L'Ukraine s'efforce d'évacuer les civils dans l'Est, Zelensky annonce le pire à Borodianka

  • Le président ukrainien Volodymyr Zelensky a estimé que les destructions à Borodianka, près de Kiev, étaient pires par rapport à Boutcha
  • Vingt-six corps ont été extraits par les secouristes ukrainiens des décombres de deux immeubles d'habitation à Borodianka, au nord-ouest de Kiev

SYEVERODONETS'K: Les autorités ukrainiennes s'efforcent d'évacuer les civils des régions de l'Est, menacées par une offensive russe, le président Volodymyr Zelensky affirmant que les destructions à Borodianka, près de Kiev, sont pires encore que celles constatées récemment à Bouthca, toujours près de la capitale, après le départ des forces russes.

Alors que la Russie multiplie ses attaques dans le sud et l'est, Kiev -- où sont attendus vendredi la présidente de la Commission européenne Ursula von der Leyen et le chef de la diplomatie de l'UE Josep Borrell --, constate la véritable étendue des dégâts dans des régions désormais abandonnées par les forces de Moscou.

Le président ukrainien Volodymyr Zelensky a estimé que les destructions à Borodianka, près de Kiev, étaient pires par rapport à Boutcha, où les images de cadavres dans les rues ont suscité une indignation internationale.

Vingt-six corps ont été extraits par les secouristes ukrainiens des décombres de deux immeubles d'habitation à Borodianka, au nord-ouest de Kiev, a annoncé jeudi sur Facebook la procureure générale d'Ukraine Iryna Venediktova.

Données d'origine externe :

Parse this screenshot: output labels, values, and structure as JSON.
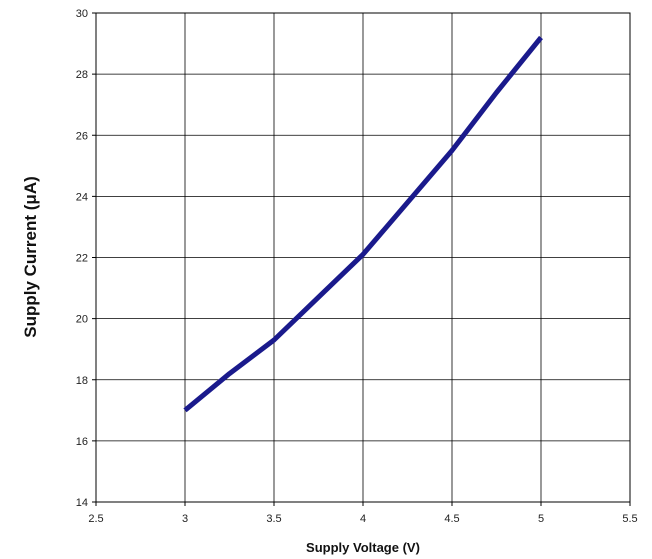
{
  "chart_data": {
    "type": "line",
    "title": "",
    "xlabel": "Supply Voltage (V)",
    "ylabel": "Supply Current (μA)",
    "xlim": [
      2.5,
      5.5
    ],
    "ylim": [
      14,
      30
    ],
    "xticks": [
      "2.5",
      "3",
      "3.5",
      "4",
      "4.5",
      "5",
      "5.5"
    ],
    "yticks": [
      "14",
      "16",
      "18",
      "20",
      "22",
      "24",
      "26",
      "28",
      "30"
    ],
    "grid": true,
    "legend": "none",
    "series": [
      {
        "color": "#1a1a8c",
        "x": [
          3.0,
          3.25,
          3.5,
          3.75,
          4.0,
          4.25,
          4.5,
          4.75,
          5.0
        ],
        "y": [
          17.0,
          18.2,
          19.3,
          20.7,
          22.1,
          23.8,
          25.5,
          27.4,
          29.2
        ]
      }
    ]
  }
}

Dans un message vidéo jeudi soir, le président ukrainien Volodymyr Zelensky a assuré que la situation à Borodianka est "bien plus horrible" qu'à Boutcha. "Il y a plus de victimes".

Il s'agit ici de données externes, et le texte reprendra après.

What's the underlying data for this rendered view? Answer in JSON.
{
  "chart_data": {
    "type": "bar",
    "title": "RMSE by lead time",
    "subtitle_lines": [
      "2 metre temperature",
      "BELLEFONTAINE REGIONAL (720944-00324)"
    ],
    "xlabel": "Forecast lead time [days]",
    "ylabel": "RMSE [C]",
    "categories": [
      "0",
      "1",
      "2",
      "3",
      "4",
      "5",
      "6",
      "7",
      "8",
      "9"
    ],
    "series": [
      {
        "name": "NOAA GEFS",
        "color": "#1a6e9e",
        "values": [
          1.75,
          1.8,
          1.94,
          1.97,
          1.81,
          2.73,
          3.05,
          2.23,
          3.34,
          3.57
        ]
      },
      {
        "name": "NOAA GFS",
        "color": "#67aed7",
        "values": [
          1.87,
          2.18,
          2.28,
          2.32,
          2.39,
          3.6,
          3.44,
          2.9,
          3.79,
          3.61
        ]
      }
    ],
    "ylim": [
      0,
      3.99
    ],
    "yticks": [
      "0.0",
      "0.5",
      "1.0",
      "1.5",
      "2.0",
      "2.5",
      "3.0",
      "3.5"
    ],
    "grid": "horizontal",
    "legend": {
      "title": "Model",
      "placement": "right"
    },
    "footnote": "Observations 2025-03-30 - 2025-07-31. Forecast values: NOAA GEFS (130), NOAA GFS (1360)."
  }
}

Mais c'est aussi à l'est du pays, désormais cible prioritaire de Moscou, que l'attention se porte. Le porte-parole du Kremlin a reconnu jeudi que les forces russes avaient déjà subi dans cette région "des pertes militaires importantes", évoquant une "immense tragédie".

Redoutant une offensive contre ces régions, les autorités ukrainiennes ont à nouveau appelé la population civile à les quitter.

Les évacuations par train, interrompues en raison d'une partie de la voie ferrée endommagée, ont repris dans la nuit de jeudi à vendredi, a indiqué le gouverneur de la région de Lougansk, Serguiï Gaïdaï.

"Trois trains d'évacuation transportant des habitants de la région de Lougansk et de Donetsk ont pu partir vers l'ouest. La voie a été réparée,", a-t-il précisé tôt vendredi.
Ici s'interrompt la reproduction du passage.